Thing 1 is affectionate and loves me openly. She walks around my head while I’m writing, settling across my chest, where we sit nose to nose and she turns into the sweetest, purringest Princess Kissyface and my icy heart melts and she lies against me like a tiny five-pound baby and I have to muh-muh-muh kiss her nose and forehead and because I hate cute I could just KILL MYSELF. I feel pretty confident that Thing 1 would be okay going to the vet’s office with me, and if she were frightened, she could sit on my chest and we could have a talk about boys in her French class. Thing 2, shy and reticent, I wasn’t so sure about, but there we were, and I shoved her into a cat carrier the size of a Barcalounger, and off we went. Only once did she make a single distressed peep. The vet’s waiting room was full of dogs and their people, and an older man sat down knee to knee with me so his Shetland collie, my new best friend, could lean on my leg. I didn’t mind, so long as Thing 2 remained calm and watchful, and not freaked out and hissing. The older man was chatty and handed me a card.
He: Here’s something you’ll like.
He couldn’t have been more wrong. His business card read: Joyce Kilmer Centennial Commission. Ugh. He seemed like a nice man, so I said something bland.
Tata: I had to memorize that poem in third grade.
He: Did you?
Tata: I did. My father had a piece of that tree.

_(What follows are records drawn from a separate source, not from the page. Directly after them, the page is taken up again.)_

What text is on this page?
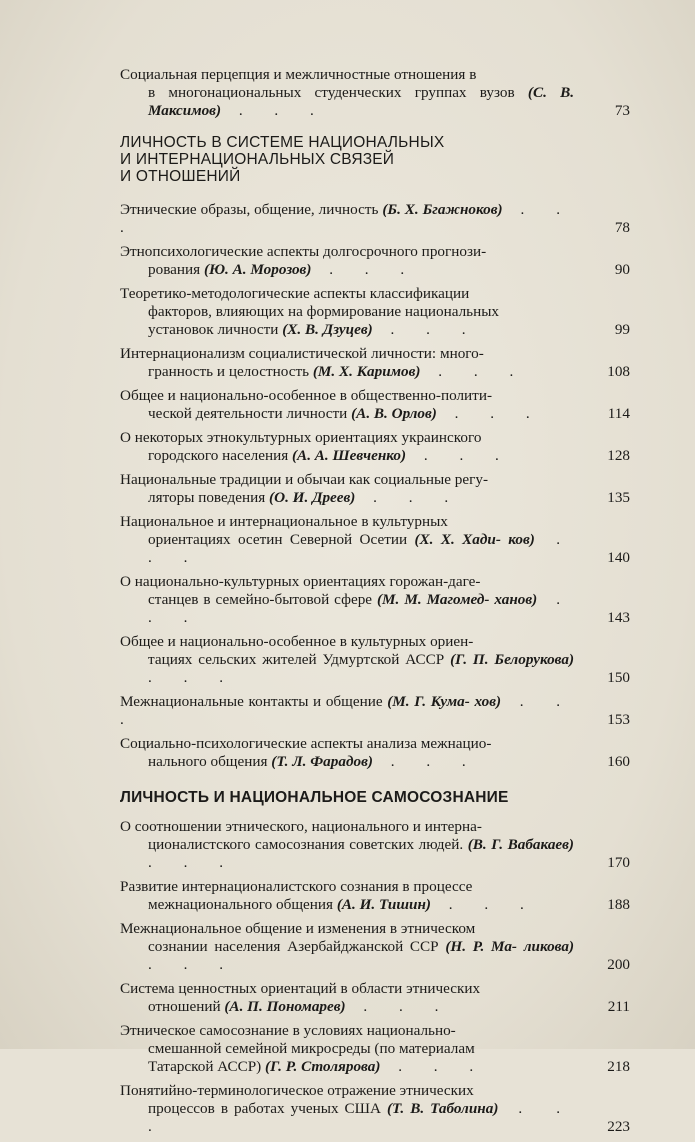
Социальная перцепция и межличностные отношения в
в многонациональных студенческих группах вузов (С. В. Максимов) . . .	73
ЛИЧНОСТЬ В СИСТЕМЕ НАЦИОНАЛЬНЫХ
И ИНТЕРНАЦИОНАЛЬНЫХ СВЯЗЕЙ
И ОТНОШЕНИЙ
Этнические образы, общение, личность (Б. Х. Бгажноков) . . .	78
Этнопсихологические аспекты долгосрочного прогнози-
рования (Ю. А. Морозов) . . .	90
Теоретико-методологические аспекты классификации
факторов, влияющих на формирование национальных
установок личности (Х. В. Дзуцев) . . .	99
Интернационализм социалистической личности: много-
гранность и целостность (М. Х. Каримов) . . .	108
Общее и национально-особенное в общественно-полити-
ческой деятельности личности (А. В. Орлов) . . .	114
О некоторых этнокультурных ориентациях украинского
городского населения (А. А. Шевченко) . . .	128
Национальные традиции и обычаи как социальные регу-
ляторы поведения (О. И. Дреев) . . .	135
Национальное и интернациональное в культурных
ориентациях осетин Северной Осетии (Х. Х. Хади- ков) . . .	140
О национально-культурных ориентациях горожан-даге-
станцев в семейно-бытовой сфере (М. М. Магомед- ханов) . . .	143
Общее и национально-особенное в культурных ориен-
тациях сельских жителей Удмуртской АССР (Г. П. Белорукова) . . .	150
Межнациональные контакты и общение (М. Г. Кума- хов) . . .	153
Социально-психологические аспекты анализа межнацио-
нального общения (Т. Л. Фарадов) . . .	160
ЛИЧНОСТЬ И НАЦИОНАЛЬНОЕ САМОСОЗНАНИЕ
О соотношении этнического, национального и интерна-
ционалистского самосознания советских людей. (В. Г. Вабакаев) . . .	170
Развитие интернационалистского сознания в процессе
межнационального общения (А. И. Тишин) . . .	188
Межнациональное общение и изменения в этническом
сознании населения Азербайджанской ССР (Н. Р. Ма- ликова) . . .	200
Система ценностных ориентаций в области этнических
отношений (А. П. Пономарев) . . .	211
Этническое самосознание в условиях национально-
смешанной семейной микросреды (по материалам
Татарской АССР) (Г. Р. Столярова) . . .	218
Понятийно-терминологическое отражение этнических
процессов в работах ученых США (Т. В. Таболина) . . .	223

Tata: Yes, I know. Everyone had a piece of that tree.
He: Yes. It was cut down in 1963.
Tata: The year I was born.
He: Was it?
Fortunately for us both, before I could blurt, “I’ve written better crap on fucking parking tickets,” it was suddenly my turn to drag the cavernous cat carrier down the hallway to an examining room, where the able assistant, the same woman who tried to talk me out of putting Larry, the little black cat once bent on stealing your soul, to sleep, took out a new file. Hey, two months ago, we were traumatized. I haven’t held that against her. I opened the carrier door and out popped tiny Thing 2. The assistant, who has the whitest skin I’ve ever seen without pink eyes and whiskers, went all liquidy. I actually saw ripples pass through her body.
She: Look at those eyes!
It’s true: Thing 2’s eyes are a golden orange I’ve never seen before. I actually wondered if there might be something wrong with her because they just seemed utterly surreal. While Thing 2 and I waited for the vet, she scampered around the room, over and under and inside and through things, while I watched from a few feet away. Her curiosity was charming. She came to me now and then for reassurance, but she wasn’t afraid. I watched her and thought: Topaz. Maybe her name is Topaz.
So the kitten has eye drops for her lovely tigerlily eyes.